Backgrounds: Polycystic ovary syndrome affects 7% of women of reproductive ages. Poor-quality oocytes, along with lower cleavage and implantation rates, reduce fertilization.
Objective: This study aimed to determine crucial molecular mechanisms behind PCOS pathogenesis and repurpose new drug candidates interacting with them. To predict a more in-depth insight, we applied a novel bioinformatics approach to analyze interactions between the drug-related and PCOS proteins in PCOS patients.
Methods: The newest proteomics data was retrieved from 16 proteomics datasets and was used to construct the PCOS PPI network using Cytoscape. The topological network analysis determined hubs and bottlenecks. The MCODE Plugin was used to identify highly connected regions, and the associations between PCOS clusters and drug-related proteins were evaluated using the Chi-squared/Fisher's exact test. The crucial PPI hub-bottlenecks and the shared molecules (between the PCOS clusters and drug-related proteins) were then investigated for their drug-protein interactions with previously US FDA-approved drugs to predict new drug candidates.
Results: The PI3K/AKT pathway was significantly related to one PCOS subnetwork and most drugs (metformin, letrozole, pioglitazone, and spironolactone); moreover, VEGF, EGF, TGFB1, AGT, AMBP, and RBP4 were identified as the shared proteins between the PCOS subnetwork and the drugs. The shared top biochemical pathways between another PCOS subnetwork and rosiglitazone included metabolic pathways, carbon metabolism, and citrate cycle, while the shared proteins included HSPB1, HSPD1, ACO2, TALDO1, VDAC1, and MDH2. We proposed some new candidate medicines for further PCOS treatment investigations, such as copper and zinc compounds, reteplase, alteplase, gliclazide, Etc.

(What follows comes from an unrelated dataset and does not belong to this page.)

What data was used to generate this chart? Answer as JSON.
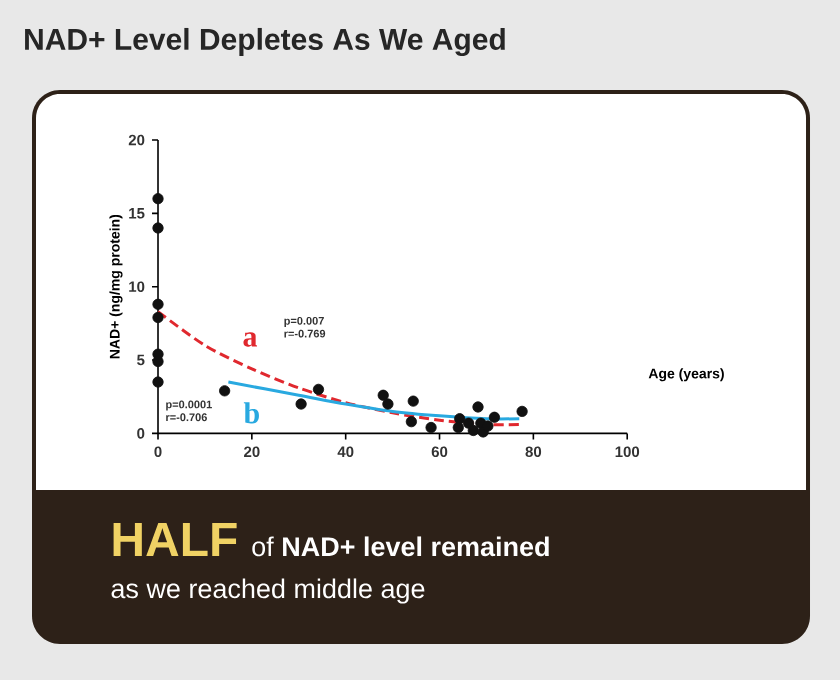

Conclusion: Some of the crucial molecules suggested by our model have already been experimentally reported as critical molecules in PCOS pathogenesis. Moreover, some repurposed medications have already shown beneficial effects on infertility treatment. These previous experimental reports confirm our suggestion for investigating our other repurposed drugs (in vitro and in vivo).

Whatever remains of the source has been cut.